The finding is likely to fuel to the already bitter political fight over taxing the rich, with President Obama and the Democrats calling for higher taxes on the wealthy to reduce the deficit and fund spending. Mitt Romney and the GOP advocate lower marginal tax rates for top earners, saying they fuel investment and job creation. (Read more: Who Does QE Help Most?)
The CRS study looked at tax rates and economic growth since 1945. The top tax rate in 1945 was above 90 percent, and fell to 70 percent in the 1960s and to a low of 28 percent in 1986.
The top current rate is 35 percent. The tax rate for capital gains was 25 percent in the 1940s and 1950s, then went up to 35 percent in the 1970s, before coming down to 15 percent today — the lowest rate in more than 65 years.

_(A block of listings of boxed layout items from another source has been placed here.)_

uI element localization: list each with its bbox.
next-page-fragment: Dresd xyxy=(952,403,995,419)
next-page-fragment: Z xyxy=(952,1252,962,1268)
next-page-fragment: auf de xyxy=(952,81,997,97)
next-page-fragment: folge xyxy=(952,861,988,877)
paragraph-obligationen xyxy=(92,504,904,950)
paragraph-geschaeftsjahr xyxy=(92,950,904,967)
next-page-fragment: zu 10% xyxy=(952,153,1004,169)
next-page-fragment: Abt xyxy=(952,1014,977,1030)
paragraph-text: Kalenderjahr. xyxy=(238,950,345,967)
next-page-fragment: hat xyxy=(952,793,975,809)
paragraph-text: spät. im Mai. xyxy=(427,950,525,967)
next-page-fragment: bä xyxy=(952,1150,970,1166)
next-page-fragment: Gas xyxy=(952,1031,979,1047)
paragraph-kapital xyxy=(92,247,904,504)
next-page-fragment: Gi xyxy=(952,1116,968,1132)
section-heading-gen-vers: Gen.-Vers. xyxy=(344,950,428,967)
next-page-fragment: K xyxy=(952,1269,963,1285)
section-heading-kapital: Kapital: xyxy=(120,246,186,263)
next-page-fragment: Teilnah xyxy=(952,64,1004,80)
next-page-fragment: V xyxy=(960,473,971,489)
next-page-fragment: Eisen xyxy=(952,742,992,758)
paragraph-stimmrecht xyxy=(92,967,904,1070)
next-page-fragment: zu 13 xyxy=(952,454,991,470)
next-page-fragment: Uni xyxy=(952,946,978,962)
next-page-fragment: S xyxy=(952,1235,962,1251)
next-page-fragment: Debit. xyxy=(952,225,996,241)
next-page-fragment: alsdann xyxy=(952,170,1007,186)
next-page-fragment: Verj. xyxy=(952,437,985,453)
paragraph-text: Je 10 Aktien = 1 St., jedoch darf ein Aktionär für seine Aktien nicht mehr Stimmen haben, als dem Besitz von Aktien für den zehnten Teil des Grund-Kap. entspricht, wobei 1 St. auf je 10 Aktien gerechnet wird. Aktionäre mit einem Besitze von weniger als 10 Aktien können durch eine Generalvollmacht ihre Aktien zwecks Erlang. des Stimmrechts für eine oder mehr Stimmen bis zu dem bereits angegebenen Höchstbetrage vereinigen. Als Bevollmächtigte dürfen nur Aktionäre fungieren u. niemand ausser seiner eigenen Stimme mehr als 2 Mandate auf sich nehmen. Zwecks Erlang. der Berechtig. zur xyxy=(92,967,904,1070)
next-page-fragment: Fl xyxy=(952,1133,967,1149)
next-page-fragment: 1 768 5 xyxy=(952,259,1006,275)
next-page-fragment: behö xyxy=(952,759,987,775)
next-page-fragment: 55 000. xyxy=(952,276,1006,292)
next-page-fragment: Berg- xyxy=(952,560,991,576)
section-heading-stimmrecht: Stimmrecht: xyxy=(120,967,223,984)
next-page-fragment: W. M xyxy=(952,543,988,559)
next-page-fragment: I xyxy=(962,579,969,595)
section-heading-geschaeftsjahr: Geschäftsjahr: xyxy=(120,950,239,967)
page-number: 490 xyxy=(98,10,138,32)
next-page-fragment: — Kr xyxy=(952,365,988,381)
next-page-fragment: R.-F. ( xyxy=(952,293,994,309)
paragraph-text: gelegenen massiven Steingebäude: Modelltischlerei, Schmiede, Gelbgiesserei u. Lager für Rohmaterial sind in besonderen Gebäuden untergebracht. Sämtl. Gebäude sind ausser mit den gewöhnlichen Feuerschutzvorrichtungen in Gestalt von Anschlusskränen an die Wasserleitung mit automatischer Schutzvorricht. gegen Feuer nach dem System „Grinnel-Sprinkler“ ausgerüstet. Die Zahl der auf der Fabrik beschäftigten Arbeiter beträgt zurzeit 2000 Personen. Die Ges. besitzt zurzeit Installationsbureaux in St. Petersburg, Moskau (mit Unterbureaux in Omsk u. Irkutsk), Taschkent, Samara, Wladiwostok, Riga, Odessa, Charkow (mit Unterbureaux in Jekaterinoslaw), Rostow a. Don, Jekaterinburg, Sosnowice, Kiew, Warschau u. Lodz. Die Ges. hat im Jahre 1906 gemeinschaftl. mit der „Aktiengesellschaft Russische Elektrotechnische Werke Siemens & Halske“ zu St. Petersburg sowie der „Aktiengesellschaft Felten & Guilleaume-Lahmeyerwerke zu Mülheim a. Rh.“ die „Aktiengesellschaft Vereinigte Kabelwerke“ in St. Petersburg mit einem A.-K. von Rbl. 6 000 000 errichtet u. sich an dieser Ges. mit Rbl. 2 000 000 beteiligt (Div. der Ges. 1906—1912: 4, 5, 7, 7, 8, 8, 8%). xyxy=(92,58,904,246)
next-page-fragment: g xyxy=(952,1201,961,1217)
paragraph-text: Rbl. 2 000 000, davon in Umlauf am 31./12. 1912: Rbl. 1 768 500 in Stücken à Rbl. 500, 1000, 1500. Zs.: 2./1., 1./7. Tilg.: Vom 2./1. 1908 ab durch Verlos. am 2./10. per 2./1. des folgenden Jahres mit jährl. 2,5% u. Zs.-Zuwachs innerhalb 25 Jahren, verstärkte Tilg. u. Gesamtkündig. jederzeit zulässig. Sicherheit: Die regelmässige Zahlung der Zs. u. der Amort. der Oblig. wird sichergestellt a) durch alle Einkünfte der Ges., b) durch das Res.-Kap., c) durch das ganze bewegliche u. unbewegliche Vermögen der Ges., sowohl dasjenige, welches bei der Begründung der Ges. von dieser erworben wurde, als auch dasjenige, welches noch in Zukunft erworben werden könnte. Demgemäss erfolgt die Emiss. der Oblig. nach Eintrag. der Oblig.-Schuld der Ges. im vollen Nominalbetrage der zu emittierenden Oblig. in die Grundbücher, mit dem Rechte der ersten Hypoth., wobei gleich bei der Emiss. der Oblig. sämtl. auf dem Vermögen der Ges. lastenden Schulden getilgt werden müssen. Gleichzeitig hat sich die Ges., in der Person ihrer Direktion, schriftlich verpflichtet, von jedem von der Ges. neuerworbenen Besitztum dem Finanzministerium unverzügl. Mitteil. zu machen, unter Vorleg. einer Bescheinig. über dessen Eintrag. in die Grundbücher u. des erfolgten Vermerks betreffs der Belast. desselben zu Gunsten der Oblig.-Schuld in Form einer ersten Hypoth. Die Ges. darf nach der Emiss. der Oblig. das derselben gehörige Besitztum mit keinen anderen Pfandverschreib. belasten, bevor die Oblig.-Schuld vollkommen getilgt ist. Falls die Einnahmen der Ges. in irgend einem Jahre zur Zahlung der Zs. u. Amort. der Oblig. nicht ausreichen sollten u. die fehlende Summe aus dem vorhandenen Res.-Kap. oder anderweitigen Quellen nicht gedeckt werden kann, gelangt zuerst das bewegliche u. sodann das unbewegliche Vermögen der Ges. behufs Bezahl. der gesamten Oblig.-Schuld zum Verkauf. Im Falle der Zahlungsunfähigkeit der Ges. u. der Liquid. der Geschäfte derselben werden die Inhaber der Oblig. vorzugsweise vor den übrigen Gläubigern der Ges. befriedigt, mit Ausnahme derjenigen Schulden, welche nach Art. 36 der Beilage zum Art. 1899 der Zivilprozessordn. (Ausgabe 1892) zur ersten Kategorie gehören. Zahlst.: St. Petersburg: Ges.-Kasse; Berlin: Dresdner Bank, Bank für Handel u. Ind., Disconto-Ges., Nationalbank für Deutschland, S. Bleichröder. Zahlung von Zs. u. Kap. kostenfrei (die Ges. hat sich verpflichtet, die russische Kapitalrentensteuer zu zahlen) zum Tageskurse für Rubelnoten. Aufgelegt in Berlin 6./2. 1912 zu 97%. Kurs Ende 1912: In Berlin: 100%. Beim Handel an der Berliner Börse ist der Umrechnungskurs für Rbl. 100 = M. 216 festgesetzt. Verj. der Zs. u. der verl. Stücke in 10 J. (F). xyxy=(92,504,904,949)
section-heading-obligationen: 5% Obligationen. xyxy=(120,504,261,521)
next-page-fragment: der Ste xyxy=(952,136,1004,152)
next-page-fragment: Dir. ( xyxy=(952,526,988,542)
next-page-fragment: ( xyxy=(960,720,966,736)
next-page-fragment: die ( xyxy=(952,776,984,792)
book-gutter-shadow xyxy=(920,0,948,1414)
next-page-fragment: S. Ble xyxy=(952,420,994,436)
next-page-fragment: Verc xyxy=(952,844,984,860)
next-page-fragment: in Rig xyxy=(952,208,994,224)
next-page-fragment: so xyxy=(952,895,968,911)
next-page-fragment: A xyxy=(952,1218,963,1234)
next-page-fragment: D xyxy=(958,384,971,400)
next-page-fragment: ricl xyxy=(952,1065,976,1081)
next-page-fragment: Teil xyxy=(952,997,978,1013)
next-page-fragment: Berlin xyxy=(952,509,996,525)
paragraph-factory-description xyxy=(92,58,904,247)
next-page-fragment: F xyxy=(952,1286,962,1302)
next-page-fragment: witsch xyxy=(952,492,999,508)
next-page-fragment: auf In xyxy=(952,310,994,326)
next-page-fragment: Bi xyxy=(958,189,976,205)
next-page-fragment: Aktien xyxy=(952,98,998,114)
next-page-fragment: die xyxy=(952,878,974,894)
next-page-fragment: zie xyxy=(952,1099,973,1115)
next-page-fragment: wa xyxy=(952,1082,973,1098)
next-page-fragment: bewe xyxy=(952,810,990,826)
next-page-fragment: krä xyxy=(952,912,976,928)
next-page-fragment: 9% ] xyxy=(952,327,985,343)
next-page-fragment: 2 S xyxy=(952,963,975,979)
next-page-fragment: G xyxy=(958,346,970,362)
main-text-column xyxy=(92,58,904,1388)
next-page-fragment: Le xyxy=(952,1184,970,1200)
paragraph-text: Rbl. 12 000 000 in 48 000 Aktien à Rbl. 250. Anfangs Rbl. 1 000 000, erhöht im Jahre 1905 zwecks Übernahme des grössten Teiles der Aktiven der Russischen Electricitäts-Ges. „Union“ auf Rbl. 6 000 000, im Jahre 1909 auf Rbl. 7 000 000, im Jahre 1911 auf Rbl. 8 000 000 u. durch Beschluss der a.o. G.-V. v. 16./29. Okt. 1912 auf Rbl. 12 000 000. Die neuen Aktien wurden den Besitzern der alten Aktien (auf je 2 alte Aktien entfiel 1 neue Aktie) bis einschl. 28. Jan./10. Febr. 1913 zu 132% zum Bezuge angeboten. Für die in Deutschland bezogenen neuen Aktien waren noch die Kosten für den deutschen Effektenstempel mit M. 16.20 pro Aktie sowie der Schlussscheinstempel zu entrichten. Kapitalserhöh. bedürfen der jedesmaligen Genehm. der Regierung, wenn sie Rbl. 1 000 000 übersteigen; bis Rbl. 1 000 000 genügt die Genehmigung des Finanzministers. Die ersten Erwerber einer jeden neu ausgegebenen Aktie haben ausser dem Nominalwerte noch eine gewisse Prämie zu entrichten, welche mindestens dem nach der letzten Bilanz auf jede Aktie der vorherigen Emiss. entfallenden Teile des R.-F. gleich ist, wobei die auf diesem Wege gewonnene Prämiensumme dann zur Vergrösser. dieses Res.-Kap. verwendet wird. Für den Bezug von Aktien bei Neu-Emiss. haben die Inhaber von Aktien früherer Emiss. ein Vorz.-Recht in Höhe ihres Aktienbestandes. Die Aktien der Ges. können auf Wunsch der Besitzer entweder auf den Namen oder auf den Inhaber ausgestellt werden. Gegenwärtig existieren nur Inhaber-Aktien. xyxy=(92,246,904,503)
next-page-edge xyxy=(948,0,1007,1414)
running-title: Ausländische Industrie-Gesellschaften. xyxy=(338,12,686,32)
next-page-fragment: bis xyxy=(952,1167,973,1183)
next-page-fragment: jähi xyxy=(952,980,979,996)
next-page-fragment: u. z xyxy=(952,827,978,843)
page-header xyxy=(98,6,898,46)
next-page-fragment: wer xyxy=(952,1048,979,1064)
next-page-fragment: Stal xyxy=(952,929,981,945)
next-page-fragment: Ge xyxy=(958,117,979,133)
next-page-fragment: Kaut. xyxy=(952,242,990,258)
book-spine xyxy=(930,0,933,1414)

Lowering these rates for the wealthy, the study found, isn't aligned with significant improvement in any of the areas it examined. Pushing tax rates down had a "negligible effect" on private saving, and while it does note a relationship between investing and capital gains rates, the correlations “are not statistically significant,” the study says.
“Top tax rates,” it concludes, “do not necessarily have a demonstrably significant relationship with investment.”
The study said that lower marginal rates have a “slight positive effect” on productivity while lower capital gains rates have a “slight negative association” with productivity. But, again, neither effect was considered statistically significant.